Gather group in a seated circle and provide a copy of the complex text being used for each participant. Explain the group will read and respond to the text over multiple rounds. (Round 1) A designated participant will begin to read the text aloud; they will stop when they arrive at a punctuation mark (-- : ; , . ! ?). Then, the next participant in the circle will read until they reach a punctuation mark. This may mean that a person reads only one word, e.g., car, or an entire sentence. Keep reading around the circle, punctuation to punctuation, until everyone gets an opportunity to read and the text has ended. Re-start the text again from the beginning if necessary. (Round 2) Next, the text is re-read from the beginning, changing readers at each punctuation, but this time participants also say “Stop!” if there is a word that is confusing or not understood. When stopped, the group works together to make meaning of the confusing word or phrase; continue until the full text has been read and all “Stops” are answered. (Round 3) All participants stand and begin to walk as they read the text out loud together from the beginning. At each punctuation mark, participants change the direction of their walking until the text is finished.
- What did you notice about the text and yourself during this activity?
- In Round 3, what points in the text were you turning and at what points were you walking straight? How might that inform our understanding of this text?
- How does our understanding of this text shape or shift our larger inquiry?
- In Round 3 walk slowly and be aware of others as you shift directions; we need to be respectful of other bodies in space.
- When re-reading the passage, allow participants to paraphrase and interpret their P2P section.
- READING: Before walking the text, invite all participants to read the text aloud together.

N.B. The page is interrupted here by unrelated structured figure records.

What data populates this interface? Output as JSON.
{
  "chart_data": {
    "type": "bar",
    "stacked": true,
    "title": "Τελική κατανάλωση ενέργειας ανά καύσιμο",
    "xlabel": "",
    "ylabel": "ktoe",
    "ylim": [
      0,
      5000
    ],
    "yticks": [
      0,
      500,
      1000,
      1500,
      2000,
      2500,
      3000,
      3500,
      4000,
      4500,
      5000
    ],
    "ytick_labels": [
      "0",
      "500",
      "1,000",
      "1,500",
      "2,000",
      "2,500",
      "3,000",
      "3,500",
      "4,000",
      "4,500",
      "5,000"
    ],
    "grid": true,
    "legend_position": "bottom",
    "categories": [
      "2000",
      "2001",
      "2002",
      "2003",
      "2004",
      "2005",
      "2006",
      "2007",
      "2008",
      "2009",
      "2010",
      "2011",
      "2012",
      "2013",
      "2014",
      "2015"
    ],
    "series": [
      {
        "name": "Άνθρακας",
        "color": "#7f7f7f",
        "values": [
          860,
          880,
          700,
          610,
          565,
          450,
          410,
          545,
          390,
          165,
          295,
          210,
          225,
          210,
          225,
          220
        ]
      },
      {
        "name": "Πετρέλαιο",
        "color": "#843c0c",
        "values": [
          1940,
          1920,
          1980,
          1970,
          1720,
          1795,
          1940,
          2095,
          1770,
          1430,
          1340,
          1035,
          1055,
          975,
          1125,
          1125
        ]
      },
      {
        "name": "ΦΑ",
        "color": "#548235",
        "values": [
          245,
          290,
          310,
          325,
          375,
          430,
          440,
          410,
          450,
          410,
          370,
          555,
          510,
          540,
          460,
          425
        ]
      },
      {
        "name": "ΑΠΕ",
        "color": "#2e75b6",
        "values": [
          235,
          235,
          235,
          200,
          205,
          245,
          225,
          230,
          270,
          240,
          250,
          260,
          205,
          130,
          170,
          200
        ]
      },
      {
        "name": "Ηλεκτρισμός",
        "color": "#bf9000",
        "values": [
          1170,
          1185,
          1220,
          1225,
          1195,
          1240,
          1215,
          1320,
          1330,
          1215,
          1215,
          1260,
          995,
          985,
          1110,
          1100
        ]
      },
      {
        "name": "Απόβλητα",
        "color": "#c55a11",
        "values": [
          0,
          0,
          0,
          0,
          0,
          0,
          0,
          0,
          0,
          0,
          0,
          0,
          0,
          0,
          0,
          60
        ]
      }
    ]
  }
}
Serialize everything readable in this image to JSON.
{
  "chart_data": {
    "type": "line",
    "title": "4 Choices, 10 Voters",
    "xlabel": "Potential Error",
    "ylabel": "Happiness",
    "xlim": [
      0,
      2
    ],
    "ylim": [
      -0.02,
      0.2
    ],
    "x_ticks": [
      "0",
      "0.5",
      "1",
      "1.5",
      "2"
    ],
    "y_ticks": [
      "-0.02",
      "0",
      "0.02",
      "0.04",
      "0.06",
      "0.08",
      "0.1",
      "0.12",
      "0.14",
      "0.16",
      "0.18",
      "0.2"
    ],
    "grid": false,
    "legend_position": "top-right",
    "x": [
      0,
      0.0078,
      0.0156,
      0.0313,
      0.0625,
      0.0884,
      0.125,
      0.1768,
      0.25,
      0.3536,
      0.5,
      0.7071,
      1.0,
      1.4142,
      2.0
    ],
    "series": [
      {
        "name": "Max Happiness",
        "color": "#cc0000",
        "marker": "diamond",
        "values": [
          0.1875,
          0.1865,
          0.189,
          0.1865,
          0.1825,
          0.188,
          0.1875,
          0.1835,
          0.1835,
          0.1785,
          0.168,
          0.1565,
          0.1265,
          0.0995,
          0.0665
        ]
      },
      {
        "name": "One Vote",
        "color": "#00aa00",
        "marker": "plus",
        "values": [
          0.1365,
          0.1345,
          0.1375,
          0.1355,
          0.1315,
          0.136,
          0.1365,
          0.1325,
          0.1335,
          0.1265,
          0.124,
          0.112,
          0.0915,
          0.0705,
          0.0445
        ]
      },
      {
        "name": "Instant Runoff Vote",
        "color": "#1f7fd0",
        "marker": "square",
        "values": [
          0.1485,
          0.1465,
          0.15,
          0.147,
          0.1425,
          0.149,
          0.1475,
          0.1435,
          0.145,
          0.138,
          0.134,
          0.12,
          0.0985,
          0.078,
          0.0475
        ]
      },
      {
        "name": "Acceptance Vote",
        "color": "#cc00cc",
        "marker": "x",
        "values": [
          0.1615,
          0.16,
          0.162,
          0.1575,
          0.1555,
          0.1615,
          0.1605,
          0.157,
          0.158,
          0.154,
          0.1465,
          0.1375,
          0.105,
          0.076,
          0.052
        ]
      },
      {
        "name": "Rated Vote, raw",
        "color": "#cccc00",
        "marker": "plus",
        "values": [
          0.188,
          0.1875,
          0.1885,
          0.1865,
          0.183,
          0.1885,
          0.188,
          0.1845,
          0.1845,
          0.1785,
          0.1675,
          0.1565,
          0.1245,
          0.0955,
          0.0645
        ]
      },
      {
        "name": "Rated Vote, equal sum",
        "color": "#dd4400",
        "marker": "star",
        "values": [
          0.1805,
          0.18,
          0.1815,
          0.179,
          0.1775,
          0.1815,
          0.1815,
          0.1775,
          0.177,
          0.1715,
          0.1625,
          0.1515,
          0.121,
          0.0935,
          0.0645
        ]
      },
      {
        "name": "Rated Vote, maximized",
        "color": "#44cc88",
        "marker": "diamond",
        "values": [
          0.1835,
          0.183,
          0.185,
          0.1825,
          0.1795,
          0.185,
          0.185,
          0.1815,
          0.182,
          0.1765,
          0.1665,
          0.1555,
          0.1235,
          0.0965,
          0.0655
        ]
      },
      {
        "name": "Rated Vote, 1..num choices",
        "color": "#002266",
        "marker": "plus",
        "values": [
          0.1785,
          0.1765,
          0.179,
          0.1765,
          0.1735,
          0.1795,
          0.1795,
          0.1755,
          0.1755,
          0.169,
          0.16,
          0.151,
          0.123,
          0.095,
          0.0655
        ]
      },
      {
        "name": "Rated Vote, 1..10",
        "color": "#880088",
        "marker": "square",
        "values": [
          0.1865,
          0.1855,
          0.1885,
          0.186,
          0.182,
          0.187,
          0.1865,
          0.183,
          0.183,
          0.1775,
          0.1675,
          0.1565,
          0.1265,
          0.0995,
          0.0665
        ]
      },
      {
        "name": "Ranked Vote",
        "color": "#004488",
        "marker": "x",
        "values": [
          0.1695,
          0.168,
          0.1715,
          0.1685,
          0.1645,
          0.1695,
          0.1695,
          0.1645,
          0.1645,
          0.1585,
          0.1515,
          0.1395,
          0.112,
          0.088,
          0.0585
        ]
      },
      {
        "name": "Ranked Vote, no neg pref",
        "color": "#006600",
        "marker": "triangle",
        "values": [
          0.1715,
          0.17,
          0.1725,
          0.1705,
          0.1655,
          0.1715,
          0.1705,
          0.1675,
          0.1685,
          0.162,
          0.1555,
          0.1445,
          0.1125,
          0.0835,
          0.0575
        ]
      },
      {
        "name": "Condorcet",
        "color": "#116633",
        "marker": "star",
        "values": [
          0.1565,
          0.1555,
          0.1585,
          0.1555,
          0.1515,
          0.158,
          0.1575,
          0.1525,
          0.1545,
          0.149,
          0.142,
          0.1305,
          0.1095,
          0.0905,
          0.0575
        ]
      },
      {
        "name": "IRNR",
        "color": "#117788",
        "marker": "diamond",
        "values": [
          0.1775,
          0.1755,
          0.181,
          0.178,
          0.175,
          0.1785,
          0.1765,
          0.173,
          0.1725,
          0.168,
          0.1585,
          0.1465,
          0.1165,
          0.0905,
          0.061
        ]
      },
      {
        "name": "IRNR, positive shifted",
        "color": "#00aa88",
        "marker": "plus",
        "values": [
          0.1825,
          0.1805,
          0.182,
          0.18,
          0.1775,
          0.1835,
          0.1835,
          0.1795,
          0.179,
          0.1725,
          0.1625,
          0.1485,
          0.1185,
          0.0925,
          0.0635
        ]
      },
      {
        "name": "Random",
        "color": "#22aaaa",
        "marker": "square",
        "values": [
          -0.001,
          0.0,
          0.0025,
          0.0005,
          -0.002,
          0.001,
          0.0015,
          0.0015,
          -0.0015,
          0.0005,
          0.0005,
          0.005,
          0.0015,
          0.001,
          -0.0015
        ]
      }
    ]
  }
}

At predetermined points, offer interpolated questions and comments (Example from Midsummer Night’s Dream: Facilitator: What shall I do? Participants (reading): Therefore, fair Hermia, question your desires. Facilitator: What else? Participants (reading): Know of your youth, examine well your blood.)
- When walking the text, ask participants to change directions based upon the type of punctuation mark: (-- : ; ,) = 90° turn and the full stop (. ! ?) = 180°.